To add another element, I think sentences in any languages can be seen as two kind of elements :
- The “fillers”, the “set phrases”, the “common phrases” : “There is a”, “As far as I know”
- The “contextual”, “meaningful” words : “Bird”, “Fly”.
If you learn only vocabulary in a vacuum, you get very good at recognizing the meaningful words but since those are drown inside a lot of “fillers”, it feels like everything is gibberish.
Contrarily, if you immerse a lot, you might get very good at recognizing those fillers, but having no clue what was the topic of the sentence.
Let me get you an example :
“今日はこんな感じで終わろうかな” https://youtu.be/AiBz-TZbPk4?si=jOIu_Qz3v6BIHj9X&t=688
This is 90% filler so things like “今日は”, ”こんなかんじで”, by listening at them again and again, you’ll just process them as an “unit” and not really like “words” anymore.
Now, when you listen something like
“本当に尊敬する。”, https://youtu.be/AiBz-TZbPk4?si=BLC_0_MMvke4iZXa&t=469
the 本当に and する should not even be processed, you hear them, you now the emotion is not “Truly”, but 本当に. You also now that it ends with する, giving you a very good sense that what comes before was a suru verb since it had not particle. So now you have a bit more “brain power” to interpret the “尊敬”、そんけい. You know where it starts, you know where it ends, so you know そんけい is the word. So now, you can use think about “what is the word ?”
So you see, when you give your example “鳥は空に飛ぶ”, the problem is that it’s a very meaning-heavy sentence. Every single word give some very crucial aspect and it’s difficult to know where something might or might not start. So I think even though it’s a very “simple sentence”, it might also be difficult to hear about it, because ever word chains very fast, and your brain has no time or no clue to really see what starts or ends where.

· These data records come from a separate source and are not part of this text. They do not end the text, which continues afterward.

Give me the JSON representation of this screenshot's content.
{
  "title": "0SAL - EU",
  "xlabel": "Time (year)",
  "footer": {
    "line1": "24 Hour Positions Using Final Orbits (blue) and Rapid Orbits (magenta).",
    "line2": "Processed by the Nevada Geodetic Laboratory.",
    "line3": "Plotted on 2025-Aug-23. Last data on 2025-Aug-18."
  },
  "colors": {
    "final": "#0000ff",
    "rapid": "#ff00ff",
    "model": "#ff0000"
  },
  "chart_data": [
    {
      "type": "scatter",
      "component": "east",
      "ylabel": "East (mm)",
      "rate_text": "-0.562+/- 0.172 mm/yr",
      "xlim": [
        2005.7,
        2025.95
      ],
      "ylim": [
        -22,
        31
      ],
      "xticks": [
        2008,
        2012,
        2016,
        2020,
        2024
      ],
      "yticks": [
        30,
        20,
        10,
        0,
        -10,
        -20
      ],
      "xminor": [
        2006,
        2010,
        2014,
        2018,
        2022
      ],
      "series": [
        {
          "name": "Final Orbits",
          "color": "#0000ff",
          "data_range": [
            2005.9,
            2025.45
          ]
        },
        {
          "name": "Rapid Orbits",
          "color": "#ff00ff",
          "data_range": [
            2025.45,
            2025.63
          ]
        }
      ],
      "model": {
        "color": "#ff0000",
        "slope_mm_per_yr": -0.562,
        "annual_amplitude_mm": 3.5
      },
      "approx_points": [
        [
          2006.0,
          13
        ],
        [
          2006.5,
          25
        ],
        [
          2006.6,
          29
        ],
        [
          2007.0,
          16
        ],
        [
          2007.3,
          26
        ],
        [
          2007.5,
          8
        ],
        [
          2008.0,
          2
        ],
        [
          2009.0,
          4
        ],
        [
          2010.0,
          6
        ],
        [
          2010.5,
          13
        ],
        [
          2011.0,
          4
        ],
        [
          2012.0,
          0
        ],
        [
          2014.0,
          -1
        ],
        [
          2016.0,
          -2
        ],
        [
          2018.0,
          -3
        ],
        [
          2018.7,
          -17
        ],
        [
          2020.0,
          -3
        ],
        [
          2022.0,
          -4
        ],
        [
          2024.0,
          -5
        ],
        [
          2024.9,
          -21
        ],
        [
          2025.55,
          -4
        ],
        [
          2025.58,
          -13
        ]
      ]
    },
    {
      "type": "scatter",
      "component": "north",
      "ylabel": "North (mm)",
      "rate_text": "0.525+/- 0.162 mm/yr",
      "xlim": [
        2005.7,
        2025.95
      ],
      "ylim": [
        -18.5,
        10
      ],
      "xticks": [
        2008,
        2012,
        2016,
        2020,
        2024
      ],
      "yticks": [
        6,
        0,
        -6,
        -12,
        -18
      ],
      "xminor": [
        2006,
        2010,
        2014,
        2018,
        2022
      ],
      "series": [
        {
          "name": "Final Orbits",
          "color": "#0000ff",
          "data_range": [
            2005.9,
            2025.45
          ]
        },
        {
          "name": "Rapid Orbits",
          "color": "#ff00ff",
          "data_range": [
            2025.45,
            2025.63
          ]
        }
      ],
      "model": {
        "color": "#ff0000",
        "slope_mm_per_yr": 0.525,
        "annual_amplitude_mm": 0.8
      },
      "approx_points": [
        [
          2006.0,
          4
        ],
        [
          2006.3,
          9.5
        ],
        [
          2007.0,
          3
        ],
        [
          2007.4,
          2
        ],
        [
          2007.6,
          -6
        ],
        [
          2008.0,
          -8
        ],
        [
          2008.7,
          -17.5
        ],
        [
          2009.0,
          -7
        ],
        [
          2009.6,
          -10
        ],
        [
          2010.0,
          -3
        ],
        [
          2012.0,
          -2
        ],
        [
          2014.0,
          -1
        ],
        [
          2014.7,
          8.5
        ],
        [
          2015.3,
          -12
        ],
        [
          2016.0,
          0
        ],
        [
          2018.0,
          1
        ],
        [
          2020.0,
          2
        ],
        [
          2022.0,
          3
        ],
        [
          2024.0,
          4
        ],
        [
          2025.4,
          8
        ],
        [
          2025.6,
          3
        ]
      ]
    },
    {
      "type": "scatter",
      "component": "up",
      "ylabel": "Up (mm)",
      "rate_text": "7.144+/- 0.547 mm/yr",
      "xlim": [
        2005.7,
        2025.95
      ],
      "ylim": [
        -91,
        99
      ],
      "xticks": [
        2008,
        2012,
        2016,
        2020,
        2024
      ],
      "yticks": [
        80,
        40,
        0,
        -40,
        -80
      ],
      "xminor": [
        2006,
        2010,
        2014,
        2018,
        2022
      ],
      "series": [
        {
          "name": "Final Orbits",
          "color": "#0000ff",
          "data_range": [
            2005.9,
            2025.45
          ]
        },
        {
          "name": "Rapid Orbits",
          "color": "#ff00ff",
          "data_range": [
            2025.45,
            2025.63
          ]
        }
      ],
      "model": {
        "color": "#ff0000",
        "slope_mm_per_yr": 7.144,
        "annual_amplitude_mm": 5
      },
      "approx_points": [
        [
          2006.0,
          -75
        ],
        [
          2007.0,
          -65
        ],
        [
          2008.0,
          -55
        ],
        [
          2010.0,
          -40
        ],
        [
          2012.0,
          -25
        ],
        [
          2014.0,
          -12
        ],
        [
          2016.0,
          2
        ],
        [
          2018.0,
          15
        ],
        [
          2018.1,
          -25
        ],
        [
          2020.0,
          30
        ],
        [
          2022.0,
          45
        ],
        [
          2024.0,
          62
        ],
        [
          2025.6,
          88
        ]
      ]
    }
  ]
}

So in my opinion, the fix is as simple as just continuing listening, so your “elementary bricks” of understanding will become longer and longer. For example, in the podcast I linked, she says a lot at the end : 聞いてくれてありがとう. At first, I might had to think “Ah yes, きいて is て form of きく, くれて or くれる, so I guess it’s the grammar point て+くれる, with ありがとう at the end”. Nowadays, I just hear "きいてくれてありがとう” as one big block. And since I don’t need any “processing power” to decypher this, my brain is more “ready” for new things more complex, like “meaningful standalone terms”
Hope it makes a bit of sense